Posons le contexte. L’empire Durrani s’effondre, ouvrant des opportunités à des nations rivales. D’un côté, les Britanniques qui veulent prendre le contrôle de l’Afghanistan pour protéger leurs intérêts en Inde. De l’autre, la Russie Impériale expansionniste. Et au centre, les Afghans qui cherchent à manipuler les ferengi (les étrangers) pour leurs propres intérêts. Choisissez votre camp et engagez-vous dans le « grand jeu » : combattez, intriguez, espionnez, commercez pour le contrôle de cette zone d’Asie centrale.

Si Pax Pamir est un jeu de domination et de contrôle, on pourrait presque le voir comme un wargame mais avec un soupçon de tableau building. En effet, la mécanique est centrée sur des cartes que l’on va acheter sur un plateau. À notre tour, on a deux actions qui se résument pour la plupart à acheter ou à jouer des cartes qui viennent dans notre « cour » : des personnages historiques, des lieux marquants ou même des événements.

 

 

Elles sont achetées sur un plateau central composées de deux lignes de cartes. Les deux premières sont gratuites, mais pour s’accaparer les suivantes, il faudra payer une ou plusieurs roupies et les poser sur les cartes que l’on délaisse. Cela génère une économie en cercle fermé où l’argent circule entre les joueurs. 

De temps en temps, on va dépenser de l’argent pour aller chercher une carte qui nous intéresse, d’autres fois, on ira chercher une carte pour l’argent présent dessus ou pour ne pas laisser une carte intéressante à un joueur.

Une fois jouées, elles ont un effet immédiat, et une action que l’on pourra activer plus tard.

Elles sont de quatre types, à savoir politique, militaire, espionnage et économique. Chaque type de cartes a ses avantages. Les cartes économiques vont nous protéger des taxes et autoriser la construction des routes ; les politiques vont nous permettre d’installer nos tribus ; celles d’espionnage de prendre en otage les dignitaires adverses, voire de les assassiner. Les cartes militaires nous permettent d’installer les forces de la coalition.

 

 

Tout cela pour dominer la région. Par quatre fois dans la partie, la rivière de cartes charrie une carte Domination qui va donner des points aux participant·e·s dans un système de majorité assez subtil qui donne lieu à deux types de décomptes en fonction de la situation. Un ou plusieurs participant·e·s vont pouvoir tirer parti de ce décompte. 

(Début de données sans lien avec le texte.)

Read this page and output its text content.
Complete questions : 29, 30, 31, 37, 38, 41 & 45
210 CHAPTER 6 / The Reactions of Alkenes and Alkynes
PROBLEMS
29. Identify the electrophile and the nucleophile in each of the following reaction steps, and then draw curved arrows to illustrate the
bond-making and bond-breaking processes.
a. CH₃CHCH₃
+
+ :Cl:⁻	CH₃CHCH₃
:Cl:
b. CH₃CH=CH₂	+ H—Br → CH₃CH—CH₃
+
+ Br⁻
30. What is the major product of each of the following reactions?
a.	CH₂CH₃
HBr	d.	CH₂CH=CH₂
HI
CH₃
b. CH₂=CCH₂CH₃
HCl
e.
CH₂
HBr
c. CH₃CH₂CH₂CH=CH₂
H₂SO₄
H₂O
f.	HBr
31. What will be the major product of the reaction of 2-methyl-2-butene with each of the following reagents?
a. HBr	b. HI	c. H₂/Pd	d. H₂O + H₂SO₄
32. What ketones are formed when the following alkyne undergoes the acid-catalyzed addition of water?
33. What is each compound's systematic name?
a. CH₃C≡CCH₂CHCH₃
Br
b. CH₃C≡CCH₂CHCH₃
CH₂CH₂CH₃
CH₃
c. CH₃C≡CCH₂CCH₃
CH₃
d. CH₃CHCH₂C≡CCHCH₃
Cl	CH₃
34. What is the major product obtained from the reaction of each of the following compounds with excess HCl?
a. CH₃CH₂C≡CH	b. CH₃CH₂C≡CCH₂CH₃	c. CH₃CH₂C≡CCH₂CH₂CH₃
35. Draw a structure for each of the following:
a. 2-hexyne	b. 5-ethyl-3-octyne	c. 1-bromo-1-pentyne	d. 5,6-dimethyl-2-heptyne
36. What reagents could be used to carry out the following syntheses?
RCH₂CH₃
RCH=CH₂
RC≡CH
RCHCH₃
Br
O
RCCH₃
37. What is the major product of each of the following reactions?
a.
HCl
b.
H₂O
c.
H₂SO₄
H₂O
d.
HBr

Pax Pamir offre une tension toujours très forte, on ne doit jamais relâcher la garde, si un joueur a plus de quatre points de victoire, il l’emporte immédiatement. Certain·e·s râlent et trouvent cet élément un peu fort, mais en réalité il dynamise le jeu, et évite les enlisements. De même, le dernier contrôle de domination rapporte le double de points, il est donc possible de revenir dans le jeu même si on est mal en point (et en points ^^). 

 

Chaos is a ladder

Pax Pamir est un jeu d’équilibre et d’opportunisme. En installant ces unités ou en construisant ces routes (elles ne vous appartiennent pas), vous n’allez pas rendre service qu’à vous-même, mais aussi à des alliés de circonstances, d’autres auront les mêmes intérêts, la même allégeance tandis que certains vous feront la guerre.

Attention Pax Pamir est un jeu où il faut savoir s’adapter et ne jamais s’enferrer dans une stratégie. Au contraire, à vous de voir quand il faut changer de coalition si le besoin s’en fait sentir. Il est utile d’avoir des intérêts communs tout en profitant du chaos ambiant. Souvenez-vous : Personne n’est votre ami. Méfiez-vous des coups de poignard dans le dos.

 

Pax Pamir est in fine un jeu très chaotique. Un mot que l’on emploie souvent à tort pour dire que l’on ne contrôle rien, et en général dans un jeu que l’on qualifie « d’expert » ce n’est pas bon signe. Mais ici, nous avons un chaos partiellement contrôlé. Il s’agit de le gérer, de jouer avec, de s’en servir comme d’une échelle. D’autant que cela sert le jeu et reste complètement thématique. Nous sommes dans un univers d’intrigues, d’alliances et de trahisons, ne l’oublions pas. L’interaction est centrale. En pleine guerre, tous les coups sont permis.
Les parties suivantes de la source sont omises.